Ольга говорит, что пока вариант идеальный. Раиса вне досягаемости, а за это время — время ее болезни — Нащокиной надо все объяснить, как оно есть. При условии что она видела, кто ее бил, а если не видела, то вообще все тип-топ… Алкаша Раисе послал Бог.
— Он же послал и тебя, — говорит она мне. — Ты оказалась на высоте. — И смотрит на меня странно. Во взгляде много чего: и удовлетворение моей подлостью по отношению к пьянчужке, и восхищение скоростью моих преступных действий, и удивление чем-то ей непонятным… Глаз ее карий переливается то темнотой, то светом, я не вижу ее зрачков, и мне не до того, чтоб разыскивать их.
— Я пойду к Нащокиной, — говорю я. — К правде лучше приблизиться сразу. Раиса завтра придет в себя и сама все скажет.
— Не придет, — спокойно отвечает Ольга.
— Почему ты так думаешь?
— Потому что не помнить — ее единственный способ жить…
— Степень вины… — бормочу я.
— Степень дури! — кричит Ольга. — Какая вина?
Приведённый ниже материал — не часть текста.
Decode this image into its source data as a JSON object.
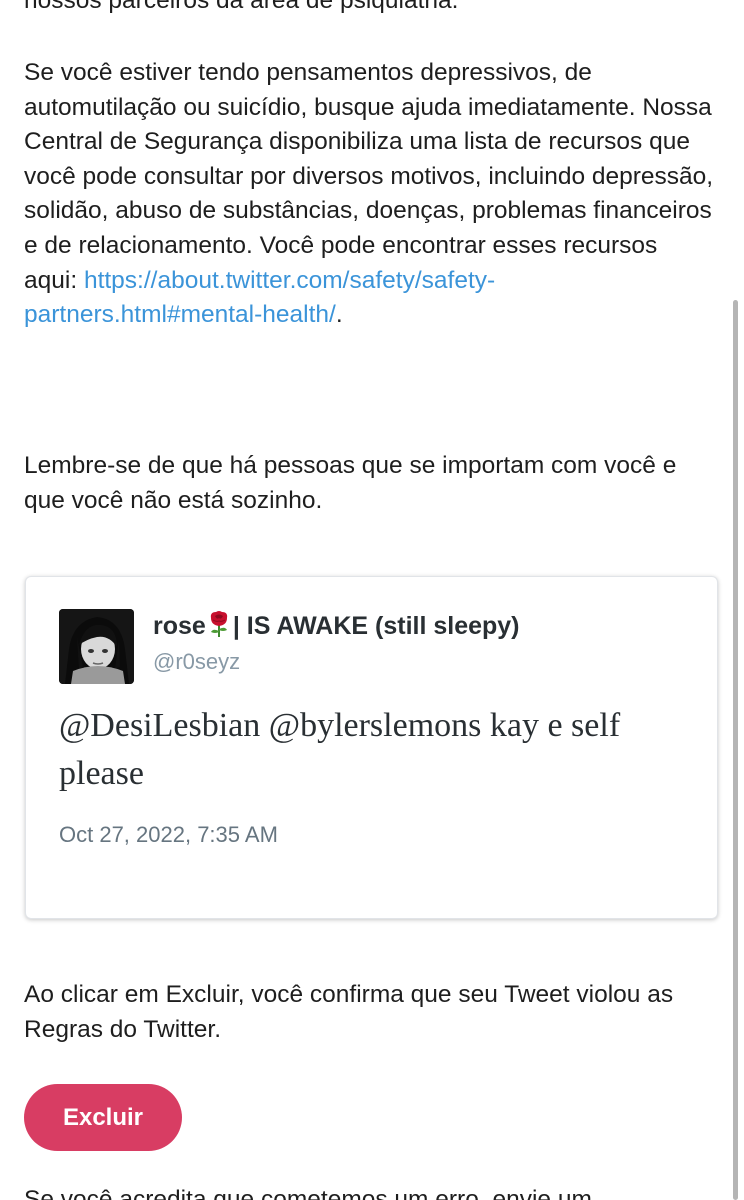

Какая? Надо было дать той бабе по башке еще в лавке. Чтоб не топырила ушки и глазки. Стукачка проклятая. Она ее двинула позже. Это уже плохо. Нет оправдания аффектом. Но главное — она ее не убила. У жертвы состояние даже не средней тяжести, а удовлетворительное… Соберем на моральный и физический ущерб деньги.